Людоедское счастье - Даниэль Пеннак 19 стр.


Мало, ты когда-нибудь задумывался, как Яхве, божественный параноик, заставлял плясать под свою дудку все свои бесчисленные создания? Да очень просто: на каждой занюханной странице своего занюханного Завета он указывал им козла отпущения. Вот так-то, милый мой!

(Я уже ее милый. При таком запале статья выйдет что надо – как на твой взгляд, Сенклер?)

– А католики, а протестанты? На чем они держались, как набивали сундуки? Да все так же – подсовывая дуракам козла отпущения.

(Ну и женщина! На каждую жизненную ситуацию у нее своя космическая теория!)

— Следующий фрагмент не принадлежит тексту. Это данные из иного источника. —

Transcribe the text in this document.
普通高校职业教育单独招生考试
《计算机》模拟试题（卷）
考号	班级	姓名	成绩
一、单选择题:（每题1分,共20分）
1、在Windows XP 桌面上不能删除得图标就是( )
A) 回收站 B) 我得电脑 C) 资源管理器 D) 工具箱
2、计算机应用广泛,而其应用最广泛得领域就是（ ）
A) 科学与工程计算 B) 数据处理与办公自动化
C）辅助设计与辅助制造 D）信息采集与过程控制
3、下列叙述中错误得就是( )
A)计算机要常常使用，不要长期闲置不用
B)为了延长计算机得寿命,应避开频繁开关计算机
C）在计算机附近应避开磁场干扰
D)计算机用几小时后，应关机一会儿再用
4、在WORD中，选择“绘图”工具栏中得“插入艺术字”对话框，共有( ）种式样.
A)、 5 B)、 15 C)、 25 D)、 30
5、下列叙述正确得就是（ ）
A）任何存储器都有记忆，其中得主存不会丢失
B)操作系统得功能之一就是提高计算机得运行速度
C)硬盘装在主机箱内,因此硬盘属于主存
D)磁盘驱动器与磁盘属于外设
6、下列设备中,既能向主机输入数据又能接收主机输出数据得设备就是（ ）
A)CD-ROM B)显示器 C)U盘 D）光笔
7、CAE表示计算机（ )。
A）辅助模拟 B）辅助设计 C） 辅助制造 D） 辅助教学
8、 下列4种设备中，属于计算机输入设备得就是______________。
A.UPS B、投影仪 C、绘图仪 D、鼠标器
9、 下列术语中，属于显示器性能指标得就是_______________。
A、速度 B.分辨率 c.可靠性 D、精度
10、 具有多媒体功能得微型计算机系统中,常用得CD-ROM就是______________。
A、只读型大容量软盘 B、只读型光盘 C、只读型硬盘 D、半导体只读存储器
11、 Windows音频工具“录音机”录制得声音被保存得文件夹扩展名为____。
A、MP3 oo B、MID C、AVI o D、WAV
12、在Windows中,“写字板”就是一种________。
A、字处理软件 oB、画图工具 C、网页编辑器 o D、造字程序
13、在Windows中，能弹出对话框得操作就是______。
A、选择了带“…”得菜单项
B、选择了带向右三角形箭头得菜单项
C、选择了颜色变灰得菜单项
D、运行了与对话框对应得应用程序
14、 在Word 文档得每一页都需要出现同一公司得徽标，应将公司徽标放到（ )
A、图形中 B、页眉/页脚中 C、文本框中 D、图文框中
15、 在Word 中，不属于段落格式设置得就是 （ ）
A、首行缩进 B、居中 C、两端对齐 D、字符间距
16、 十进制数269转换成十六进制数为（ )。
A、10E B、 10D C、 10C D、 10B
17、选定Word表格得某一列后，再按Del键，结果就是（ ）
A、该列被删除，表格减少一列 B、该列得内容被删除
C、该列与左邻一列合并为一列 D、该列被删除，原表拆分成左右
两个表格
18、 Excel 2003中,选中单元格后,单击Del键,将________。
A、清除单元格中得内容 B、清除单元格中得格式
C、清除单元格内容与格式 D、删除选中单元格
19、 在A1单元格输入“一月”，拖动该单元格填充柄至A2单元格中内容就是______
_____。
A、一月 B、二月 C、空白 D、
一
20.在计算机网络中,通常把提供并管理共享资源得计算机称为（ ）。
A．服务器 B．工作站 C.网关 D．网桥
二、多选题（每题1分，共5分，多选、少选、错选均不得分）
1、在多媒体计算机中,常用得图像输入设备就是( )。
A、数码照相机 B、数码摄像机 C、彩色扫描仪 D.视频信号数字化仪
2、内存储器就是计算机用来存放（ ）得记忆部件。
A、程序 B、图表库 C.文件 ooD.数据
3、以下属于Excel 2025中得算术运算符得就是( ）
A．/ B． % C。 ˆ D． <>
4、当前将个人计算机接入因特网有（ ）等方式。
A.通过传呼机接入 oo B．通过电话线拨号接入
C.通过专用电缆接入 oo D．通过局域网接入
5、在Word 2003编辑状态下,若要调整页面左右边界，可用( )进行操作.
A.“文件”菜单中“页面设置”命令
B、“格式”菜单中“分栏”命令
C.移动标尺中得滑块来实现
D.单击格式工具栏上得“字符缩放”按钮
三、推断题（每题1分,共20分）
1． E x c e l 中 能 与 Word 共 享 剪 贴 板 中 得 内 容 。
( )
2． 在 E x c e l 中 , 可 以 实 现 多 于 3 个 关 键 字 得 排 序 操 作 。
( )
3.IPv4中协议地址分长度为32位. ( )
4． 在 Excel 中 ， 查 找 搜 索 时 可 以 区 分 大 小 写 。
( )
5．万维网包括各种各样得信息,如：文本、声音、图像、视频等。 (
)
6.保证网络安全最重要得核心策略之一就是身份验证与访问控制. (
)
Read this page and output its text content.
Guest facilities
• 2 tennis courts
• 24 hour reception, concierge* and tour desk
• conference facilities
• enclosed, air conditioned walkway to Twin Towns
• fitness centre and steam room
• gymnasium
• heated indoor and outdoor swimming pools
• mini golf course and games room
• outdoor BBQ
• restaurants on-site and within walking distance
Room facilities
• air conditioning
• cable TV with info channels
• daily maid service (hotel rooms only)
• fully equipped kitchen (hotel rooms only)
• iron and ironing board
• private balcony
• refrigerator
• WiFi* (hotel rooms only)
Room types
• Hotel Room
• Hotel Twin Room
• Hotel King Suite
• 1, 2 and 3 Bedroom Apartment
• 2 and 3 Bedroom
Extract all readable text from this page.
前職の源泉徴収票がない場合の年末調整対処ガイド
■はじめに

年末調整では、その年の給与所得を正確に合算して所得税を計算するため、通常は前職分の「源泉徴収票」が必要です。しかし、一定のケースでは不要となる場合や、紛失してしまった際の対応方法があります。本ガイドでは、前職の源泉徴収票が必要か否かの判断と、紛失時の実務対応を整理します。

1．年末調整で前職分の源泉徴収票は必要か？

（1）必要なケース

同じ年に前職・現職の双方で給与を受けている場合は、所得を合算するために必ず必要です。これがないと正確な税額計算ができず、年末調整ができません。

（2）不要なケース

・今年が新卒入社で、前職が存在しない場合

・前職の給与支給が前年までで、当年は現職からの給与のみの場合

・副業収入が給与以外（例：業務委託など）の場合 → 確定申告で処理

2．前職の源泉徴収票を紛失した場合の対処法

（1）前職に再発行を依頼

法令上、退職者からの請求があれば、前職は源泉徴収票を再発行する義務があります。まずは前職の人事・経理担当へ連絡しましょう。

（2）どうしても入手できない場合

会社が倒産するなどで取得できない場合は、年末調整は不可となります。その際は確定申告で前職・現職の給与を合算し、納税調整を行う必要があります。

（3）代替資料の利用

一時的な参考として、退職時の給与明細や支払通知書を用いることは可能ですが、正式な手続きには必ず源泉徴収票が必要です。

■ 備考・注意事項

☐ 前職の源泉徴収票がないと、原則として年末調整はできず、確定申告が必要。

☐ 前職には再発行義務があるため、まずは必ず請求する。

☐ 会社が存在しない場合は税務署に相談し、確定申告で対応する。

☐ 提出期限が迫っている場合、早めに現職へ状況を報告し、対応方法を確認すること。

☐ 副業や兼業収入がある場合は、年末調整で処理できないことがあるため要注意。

– А сталинисты с их показательными процессами? А мы сами? Мы, которые считаем, что не нужно верить ни во что, – почему мы до сих пор не пришли к выводу, что мы дерьмо? Да потому, что от соседа несет козлом. Вот так-то, дорогой Мало! (Опять Мало!) А если бы не было соседей, мы бы сами разбились на две части, чтобы каждая служила козлом для другой и воняла бы за нее!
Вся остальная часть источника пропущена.